It's not just called "the world" anymore. That's not descriptive enough to explain the environment we live in now.
After terrorists dropped two jetliners into the twin towers of the World Trade Center, new nomenclature put down roots -- and nearly ubiquitously -- we call what used to be just "the world," the "post-Sept. 11" world.
This new world, which focused so much in the past four and a half years on correcting political miscommunications, bureaucratic breakdowns and government missteps, has a new voice. Or 130 new voices to be exact.
Friday, New York City officials released 130 phone calls to emergency dispatchers for help from inside the World Trade Center towers, though only the dispatchers' voices could be heard because the city deleted those of the callers for public release.

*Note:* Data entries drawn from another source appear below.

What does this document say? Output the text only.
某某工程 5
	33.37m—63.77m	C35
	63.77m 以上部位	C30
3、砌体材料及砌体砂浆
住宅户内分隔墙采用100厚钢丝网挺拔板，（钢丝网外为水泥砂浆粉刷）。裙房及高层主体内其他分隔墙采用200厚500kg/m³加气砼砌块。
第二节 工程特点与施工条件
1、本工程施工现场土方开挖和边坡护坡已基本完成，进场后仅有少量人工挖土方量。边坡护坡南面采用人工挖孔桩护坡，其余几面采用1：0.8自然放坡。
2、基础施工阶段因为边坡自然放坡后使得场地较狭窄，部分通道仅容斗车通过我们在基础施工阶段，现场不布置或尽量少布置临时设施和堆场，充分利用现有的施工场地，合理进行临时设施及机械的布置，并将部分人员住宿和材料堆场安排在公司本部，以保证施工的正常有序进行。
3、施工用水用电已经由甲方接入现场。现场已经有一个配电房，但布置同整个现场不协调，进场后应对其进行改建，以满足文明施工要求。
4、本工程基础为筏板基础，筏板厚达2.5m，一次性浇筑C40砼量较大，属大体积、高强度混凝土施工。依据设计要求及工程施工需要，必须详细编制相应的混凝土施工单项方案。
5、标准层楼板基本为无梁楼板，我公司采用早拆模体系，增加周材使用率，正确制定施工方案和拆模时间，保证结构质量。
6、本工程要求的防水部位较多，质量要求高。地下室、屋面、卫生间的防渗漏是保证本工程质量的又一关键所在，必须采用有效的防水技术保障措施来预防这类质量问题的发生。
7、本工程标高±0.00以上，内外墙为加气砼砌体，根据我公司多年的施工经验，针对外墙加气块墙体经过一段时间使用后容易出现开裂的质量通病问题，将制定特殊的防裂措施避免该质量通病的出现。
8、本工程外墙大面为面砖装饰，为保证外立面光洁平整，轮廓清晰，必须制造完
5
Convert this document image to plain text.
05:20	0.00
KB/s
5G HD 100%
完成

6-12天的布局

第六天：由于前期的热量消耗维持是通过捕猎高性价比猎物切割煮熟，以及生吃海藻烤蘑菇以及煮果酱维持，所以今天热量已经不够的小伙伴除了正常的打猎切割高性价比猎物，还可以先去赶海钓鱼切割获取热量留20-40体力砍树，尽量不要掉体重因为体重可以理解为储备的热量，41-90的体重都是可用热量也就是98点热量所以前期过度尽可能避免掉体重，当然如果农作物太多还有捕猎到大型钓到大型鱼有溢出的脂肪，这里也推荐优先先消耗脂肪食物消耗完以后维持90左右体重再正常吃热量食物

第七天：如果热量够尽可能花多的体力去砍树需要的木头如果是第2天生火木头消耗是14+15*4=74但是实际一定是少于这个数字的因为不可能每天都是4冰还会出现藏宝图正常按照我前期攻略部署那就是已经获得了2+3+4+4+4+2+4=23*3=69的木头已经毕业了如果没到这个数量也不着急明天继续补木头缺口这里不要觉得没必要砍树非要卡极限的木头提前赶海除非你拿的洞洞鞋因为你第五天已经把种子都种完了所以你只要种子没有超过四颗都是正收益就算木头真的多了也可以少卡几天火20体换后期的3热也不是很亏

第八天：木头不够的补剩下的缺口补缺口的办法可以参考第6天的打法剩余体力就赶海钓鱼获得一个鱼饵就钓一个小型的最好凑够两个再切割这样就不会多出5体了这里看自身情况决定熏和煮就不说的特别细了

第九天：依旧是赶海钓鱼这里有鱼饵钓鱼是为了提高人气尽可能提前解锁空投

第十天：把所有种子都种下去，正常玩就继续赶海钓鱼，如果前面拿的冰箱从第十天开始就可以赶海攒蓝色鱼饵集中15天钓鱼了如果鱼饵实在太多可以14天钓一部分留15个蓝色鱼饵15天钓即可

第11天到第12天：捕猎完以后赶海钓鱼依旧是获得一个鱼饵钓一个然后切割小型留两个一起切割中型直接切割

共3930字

The 27 phone calls released to family members revealed both the callers' emotional, at times prayerful, final minutes and proved that emergency personnel were not prepared to handle the chaos of the situation.
Some were told to stay put, according to a New York Times report. Still others were told that help, which would never arrive, was on the way. This was all standard-operating procedure.
The hope is that the release of these tapes will improve procedures so that as many people as possible can be saved if a tragedy of the magnitude of Sept. 11 were to happen again.
Were the tapes not released, which might have happened had a New York State Supreme Court ruling not granted a New York Times request to release them, the public would never know about the emergency dispatchers' inability in that situation.
For those families who want the closure of hearing their loved ones' voices, the city should release the tapes in their entirety, not just the voices of the dispatchers.
Offering the release of the tapes in their entirety will help the city to improve upon the post-Sept. 11 world.